With Fresno bus rapid transit having hit the ground running, is light rail transit to be completely ruled out?

Can bus rapid transit in Fresno in California’s mid-section deliver quality?, Will it be quicker?, are two key questions to ask of the city’s latest transit offering.

Even before the “Q” (how the new BRT is branded) was a sure thing, being contemplated was what the enhanced transit bus service would be able to bring.

“What BRT in Fresno will purportedly do is speed up overall travel time on account of quicker boardings and alightings, traffic signal prioritization, fare pre-payment boarding, fewer stops (stops at half-mile intervals as opposed to the current quarter-mile intervals) plus other time-savings attributes that could either be built in or added at some future point,” this from the “Fresno, California BRT vs. LRT: Decisions, decisions, decisionsAir Quality Matters blog post. That was back on Oct. 24, 2013.

Well, it’s now been more than four years since that summation was published. Being the Fresno BRT service has just recently opened, here are some “Q” specifics.

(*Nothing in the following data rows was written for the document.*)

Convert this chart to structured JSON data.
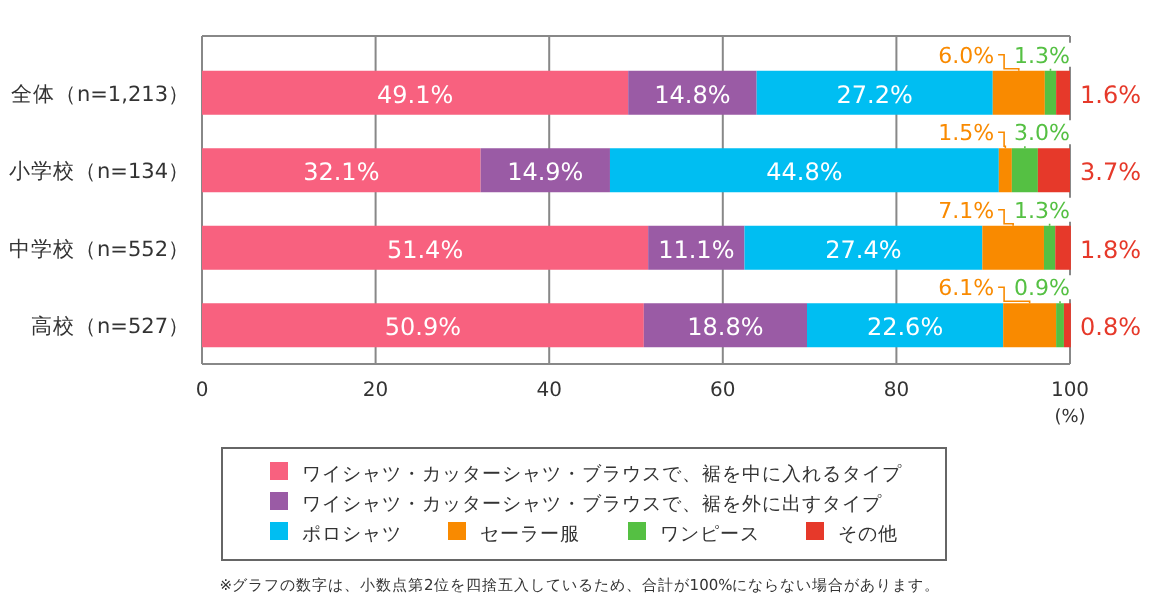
{
  "chart_data": {
    "type": "bar",
    "orientation": "horizontal",
    "stacked": true,
    "categories": [
      "全体（n=1,213）",
      "小学校（n=134）",
      "中学校（n=552）",
      "高校（n=527）"
    ],
    "series": [
      {
        "name": "ワイシャツ・カッターシャツ・ブラウスで、裾を中に入れるタイプ",
        "color": "#f8617f",
        "values": [
          49.1,
          32.1,
          51.4,
          50.9
        ],
        "value_labels": [
          "49.1%",
          "32.1%",
          "51.4%",
          "50.9%"
        ]
      },
      {
        "name": "ワイシャツ・カッターシャツ・ブラウスで、裾を外に出すタイプ",
        "color": "#9a5ba5",
        "values": [
          14.8,
          14.9,
          11.1,
          18.8
        ],
        "value_labels": [
          "14.8%",
          "14.9%",
          "11.1%",
          "18.8%"
        ]
      },
      {
        "name": "ポロシャツ",
        "color": "#00bef2",
        "values": [
          27.2,
          44.8,
          27.4,
          22.6
        ],
        "value_labels": [
          "27.2%",
          "44.8%",
          "27.4%",
          "22.6%"
        ]
      },
      {
        "name": "セーラー服",
        "color": "#f98a00",
        "values": [
          6.0,
          1.5,
          7.1,
          6.1
        ],
        "value_labels": [
          "6.0%",
          "1.5%",
          "7.1%",
          "6.1%"
        ]
      },
      {
        "name": "ワンピース",
        "color": "#55c043",
        "values": [
          1.3,
          3.0,
          1.3,
          0.9
        ],
        "value_labels": [
          "1.3%",
          "3.0%",
          "1.3%",
          "0.9%"
        ]
      },
      {
        "name": "その他",
        "color": "#e6392a",
        "values": [
          1.6,
          3.7,
          1.8,
          0.8
        ],
        "value_labels": [
          "1.6%",
          "3.7%",
          "1.8%",
          "0.8%"
        ]
      }
    ],
    "xlim": [
      0,
      100
    ],
    "xticks": [
      0,
      20,
      40,
      60,
      80,
      100
    ],
    "xlabel": "(%)",
    "grid": "x",
    "legend": "bottom",
    "annotations": [
      "※グラフの数字は、小数点第2位を四捨五入しているため、合計が100%にならない場合があります。"
    ]
  }
}
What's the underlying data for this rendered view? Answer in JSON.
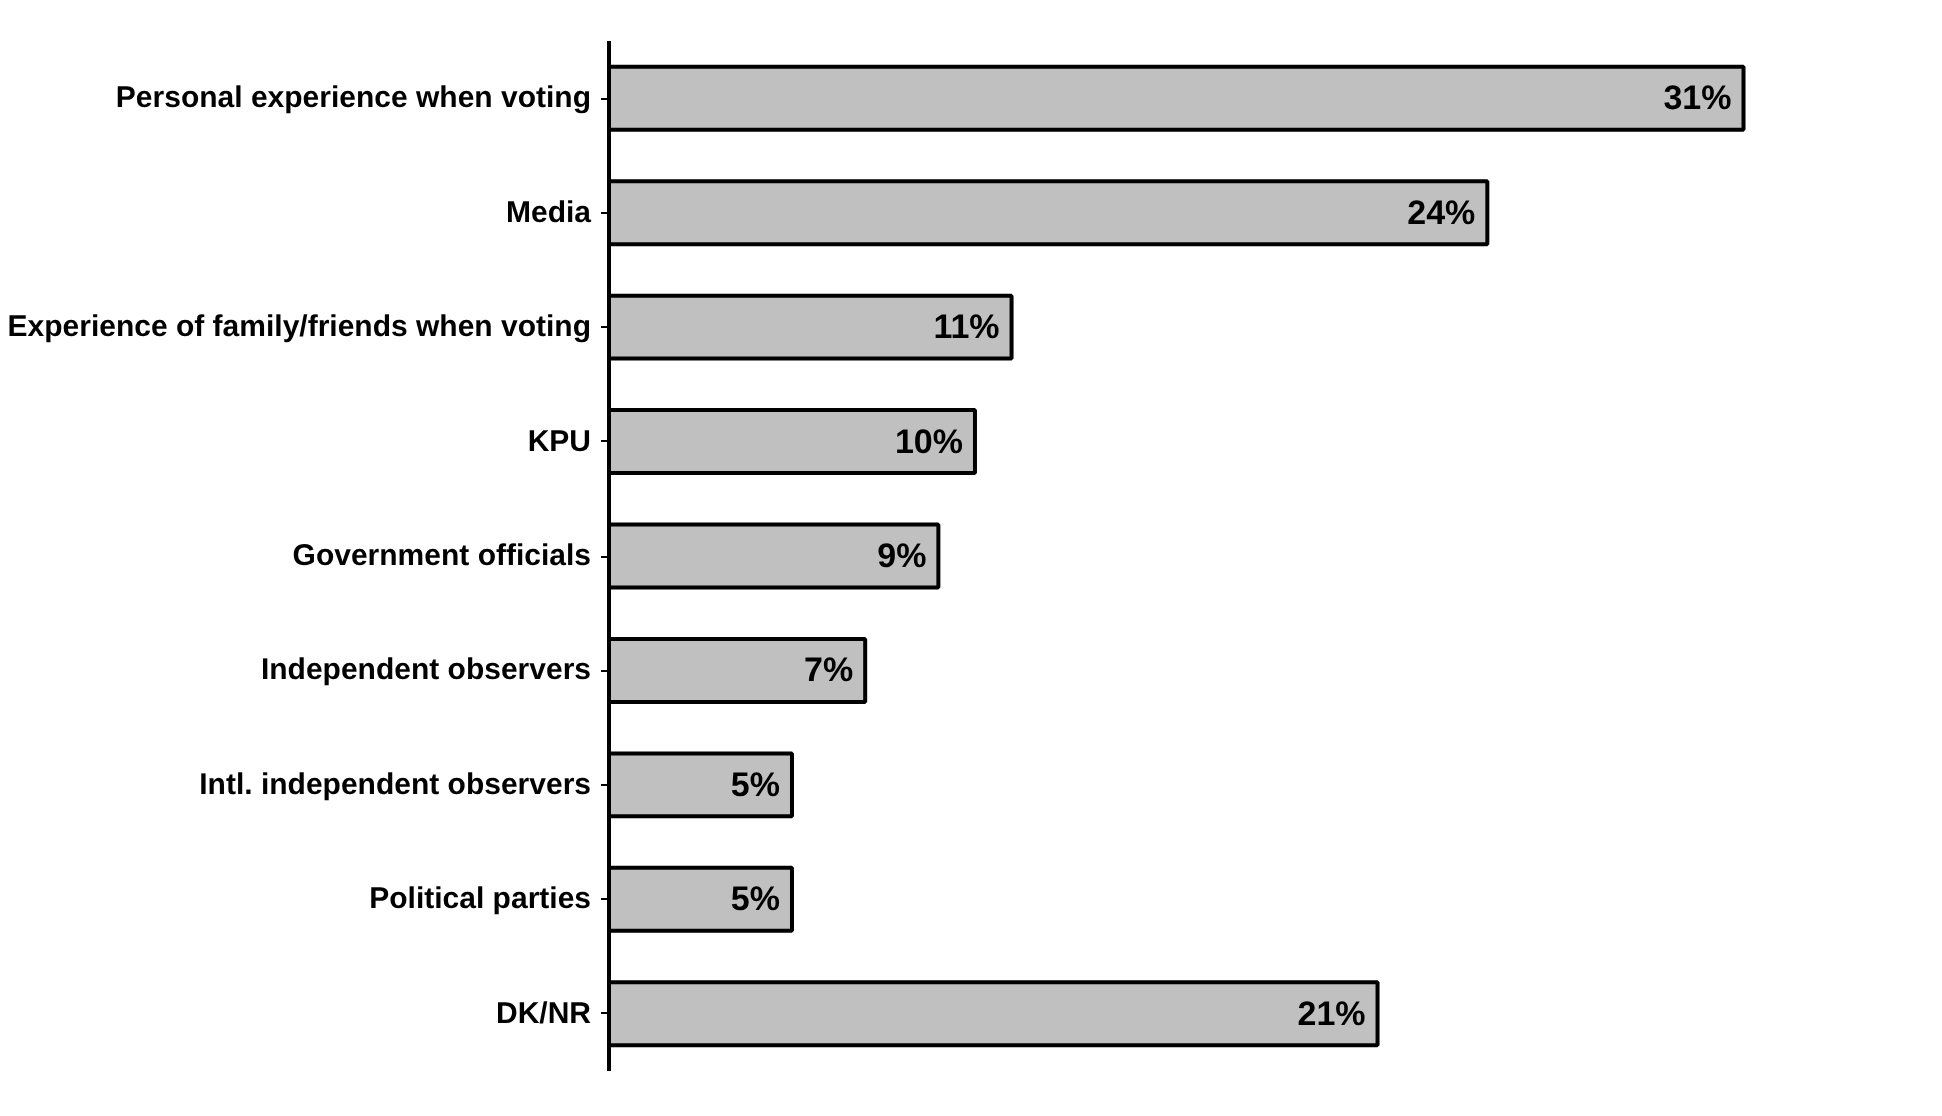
{
  "chart_data": {
    "type": "bar",
    "orientation": "horizontal",
    "categories": [
      "Personal experience when voting",
      "Media",
      "Experience of family/friends when voting",
      "KPU",
      "Government officials",
      "Independent observers",
      "Intl. independent observers",
      "Political parties",
      "DK/NR"
    ],
    "values": [
      31,
      24,
      11,
      10,
      9,
      7,
      5,
      5,
      21
    ],
    "value_labels": [
      "31%",
      "24%",
      "11%",
      "10%",
      "9%",
      "7%",
      "5%",
      "5%",
      "21%"
    ],
    "color": "#c0c0c0",
    "tick_labels": "y",
    "grid": false
  }
}
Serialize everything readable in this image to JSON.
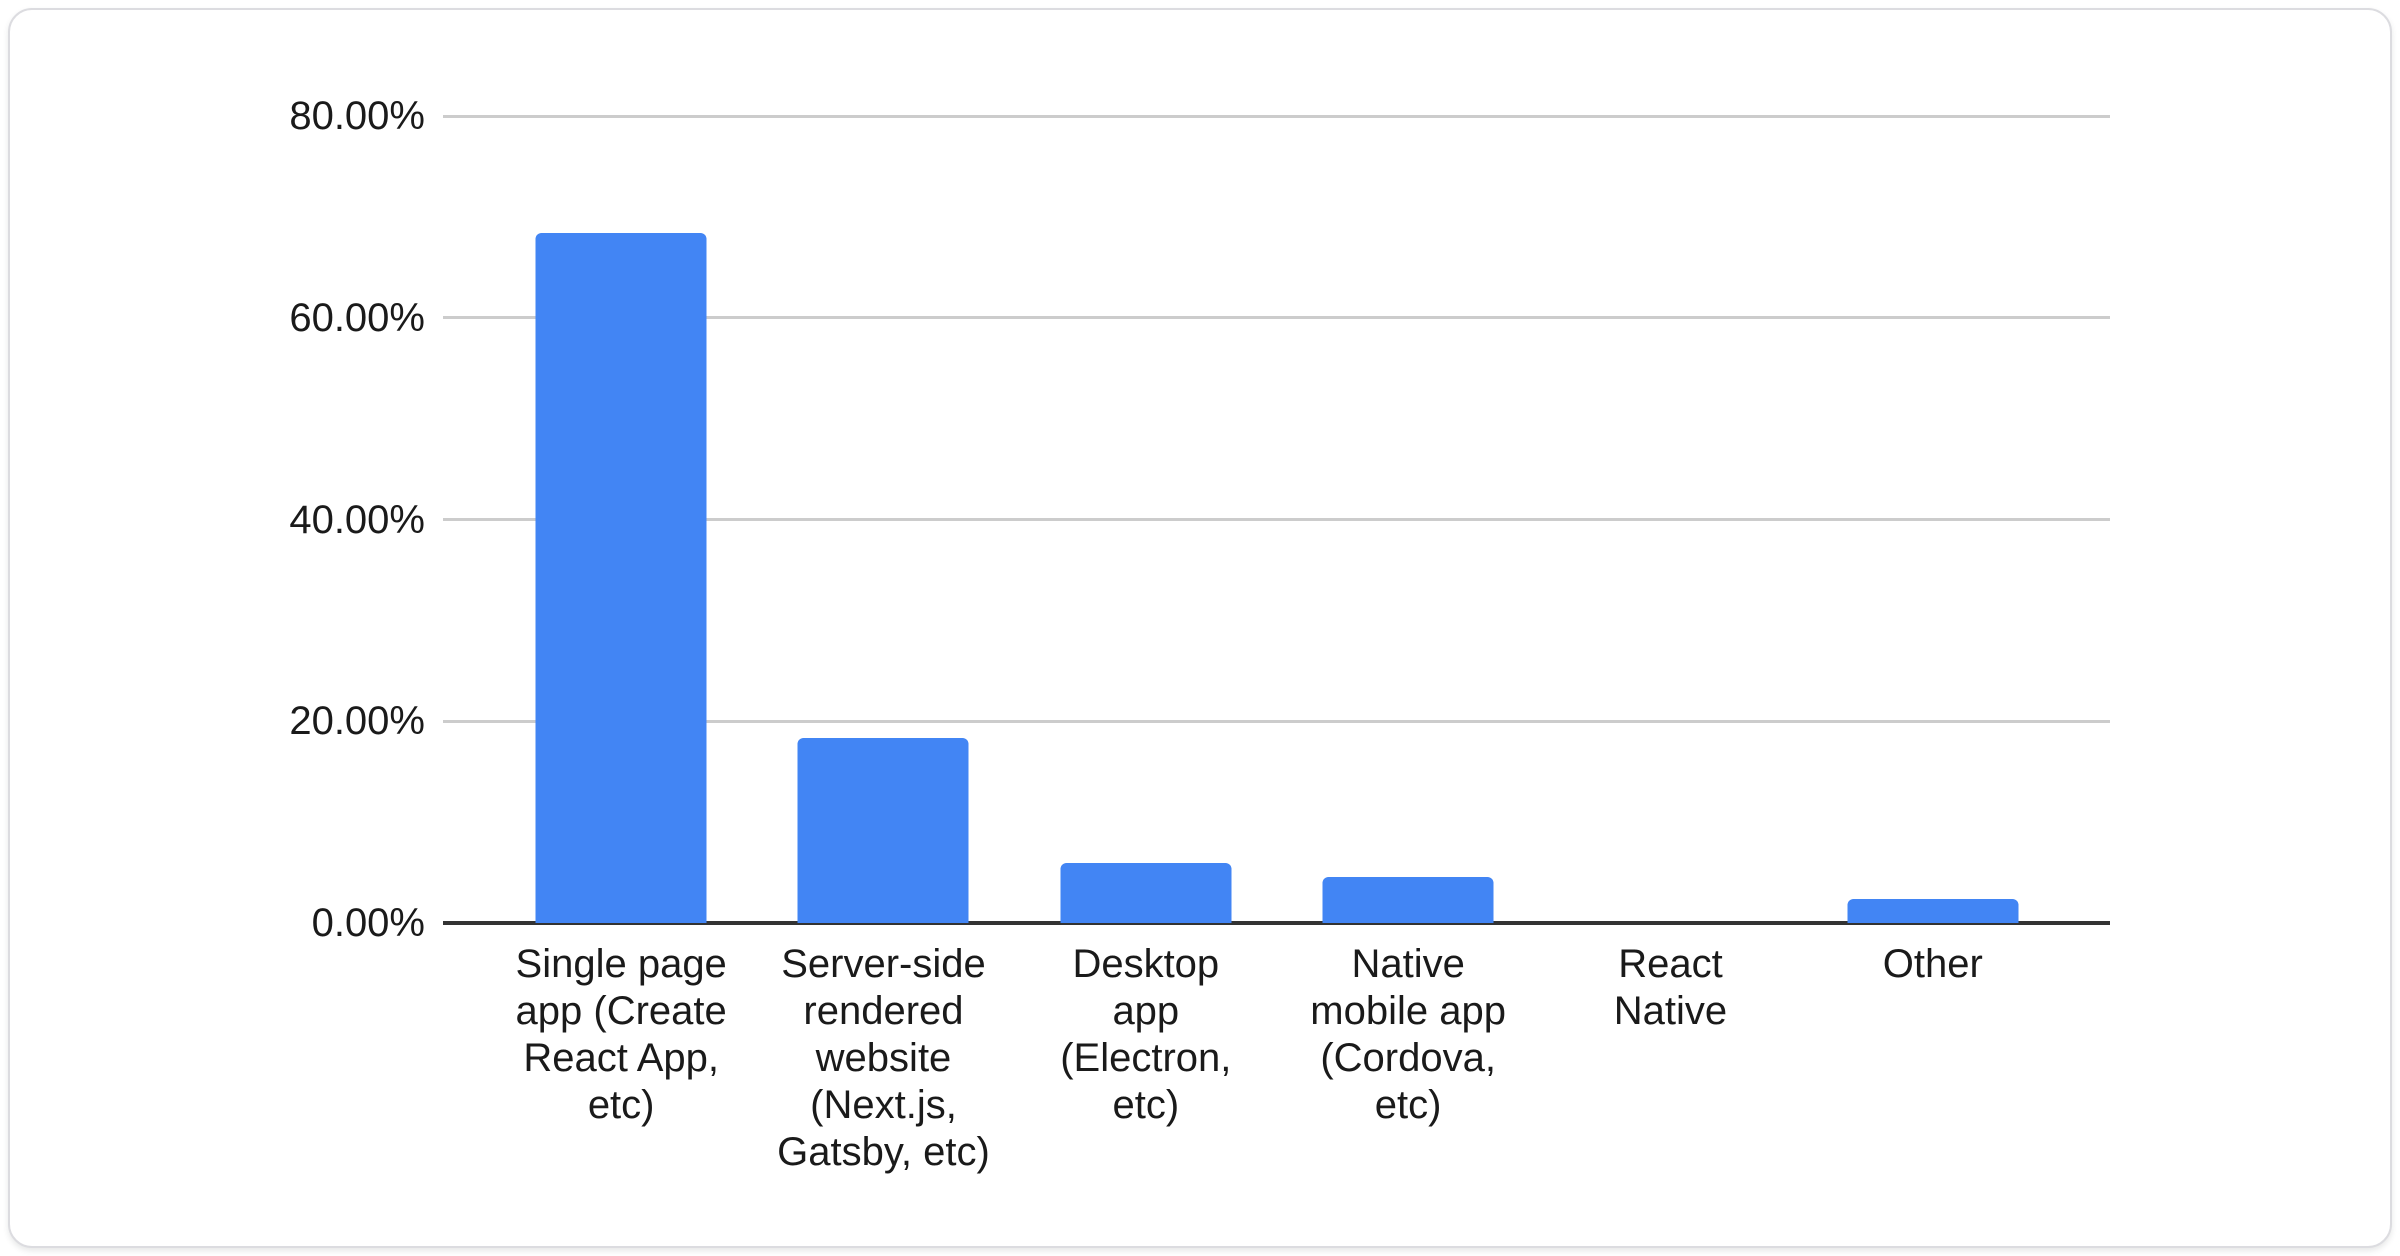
{
  "card": {
    "background": "#ffffff",
    "border_color": "#dcdce0"
  },
  "chart_data": {
    "type": "bar",
    "title": "",
    "xlabel": "",
    "ylabel": "",
    "categories": [
      "Single page app (Create React App, etc)",
      "Server-side rendered website (Next.js, Gatsby, etc)",
      "Desktop app (Electron, etc)",
      "Native mobile app (Cordova, etc)",
      "React Native",
      "Other"
    ],
    "category_display_lines": [
      "Single page\napp (Create\nReact App,\netc)",
      "Server-side\nrendered\nwebsite\n(Next.js,\nGatsby, etc)",
      "Desktop\napp\n(Electron,\netc)",
      "Native\nmobile app\n(Cordova,\netc)",
      "React\nNative",
      "Other"
    ],
    "values": [
      68.4,
      18.3,
      5.9,
      4.6,
      0,
      2.4
    ],
    "unit": "%",
    "ylim": [
      0,
      80
    ],
    "yticks": [
      "0.00%",
      "20.00%",
      "40.00%",
      "60.00%",
      "80.00%"
    ],
    "grid": true,
    "legend": "none",
    "bar_color": "#4285f4",
    "gridline_color": "#cccccc",
    "axis_line_color": "#333333",
    "label_color": "#1a1a1a"
  }
}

Fresno’s Q is now open for business. The “Q” is the mid-state’s bus rapid transit service or BRT and it is, at last, up and running. It was hoped that the service would be ready by November 2017, but it wasn’t quite good-to-go at that time.

The “Q” designation, if I recall, is for “quick” and “quality.” “Quiet” could very well have been included too.

The line in operation now covers a distance of 15.7 miles one way connecting Clovis Ave. in the southeast to N. Fresno St., in north-central Fresno, effectively at the location of the sprawling River Park shopping complex. From N. Fresno St. it is a short jog west on Nees Ave. to Blackstone Ave. where the route veers south maintaining a north-south alignment all the way to Ventura Ave. Here the route then heads east and using a combination of both Ventura Ave. and Kings Canyon Rd. the service is then on an east-west trajectory taking it to Clovis Ave. The upgraded service cost between $30 million and $50 million (Disclosure: I do not know the exact amount), the federal government contributing the majority of the funds.

On the “Department of Transportation” Web page for the City of Fresno, regarding Fresno Area Express and the Q specifically, stated is: “Q is an adaptable and cost-effective choice in building for the region’s growing transit needs. Less expensive and more flexible than light raid [sic], Q can adapt to the emerging needs and opportunities-such as a downtown high-speed rail station- while providing fast, frequent, and reliable service for Fresno today.”

According to other information also on the same page, there are “48 one-way stations,” a total of “51 station pairs” in all, “two terminal stations” and at “one transit center … a shared platform station.”

Moreover, because of the ability of riders to seamlessly transfer between Q and conventional transit bus service, such will allow bus patrons to move about the city in the service area “easily and conveniently,” helping to ease traffic congestion and at the same time contribute to improved air quality, information on the City of Fresno’s “Department of Transportation – Q is Bus Rapid Transit” Web page.

Meanwhile, in “Performance Enhancement – Part 3: Transit buses to the rescue?” a Mar. 14, 2013 Air Quality Matters post, Ottawa, Canada’s bus rapid transit system was discussed.

As it has to do with that, what was written was: “The Ottawa, Canada bus rapid transit system, a BRT so successful that light rail transit is being installed in its place. Yonah Freemark, at The Transport Politic blog in ‘Ottawa, Closer than Ever to Replacing Bus Rapid Transit with Light Rail,’ provides comment.

“Freemark contemplates: ‘With expenses like that — practically equivalent to building a new rail line from scratch — one wonders whether there was ever any fiscal advantage to using buses first along the rapidway. Did the city lose out by not choosing rail when the transitway first opened in 1983?’

“Freemark raises this concern because, as he explains, ‘The transitway has so many riders that it puts 2,600 daily buses onto two downtown streets, and by 2018, the system will have literally no more capacity. By 2030, Ottawa would have to get a bus downtown every eighteen seconds to accommodate all of its riders — an impossible feat.’

“To me, this sounds like a good problem to have, what with the buses in Canada’s capital city enjoying a transit share of 23 percent with its 240,000 daily riders and all.

“The success of BRT in Ottawa is unprecedented.”

What made the Ottawa BRT the resounding success that it was, will there be a repeat in Fresno, the Q experiencing the same kind of “unprecedented” success to ultimately be replaced by light rail transit?

There is always hope.

Notes

Route information on the Q has since been revised.

This post was last revised on May 11, 2020 @ 7:05 a.m. Pacific Daylight Time.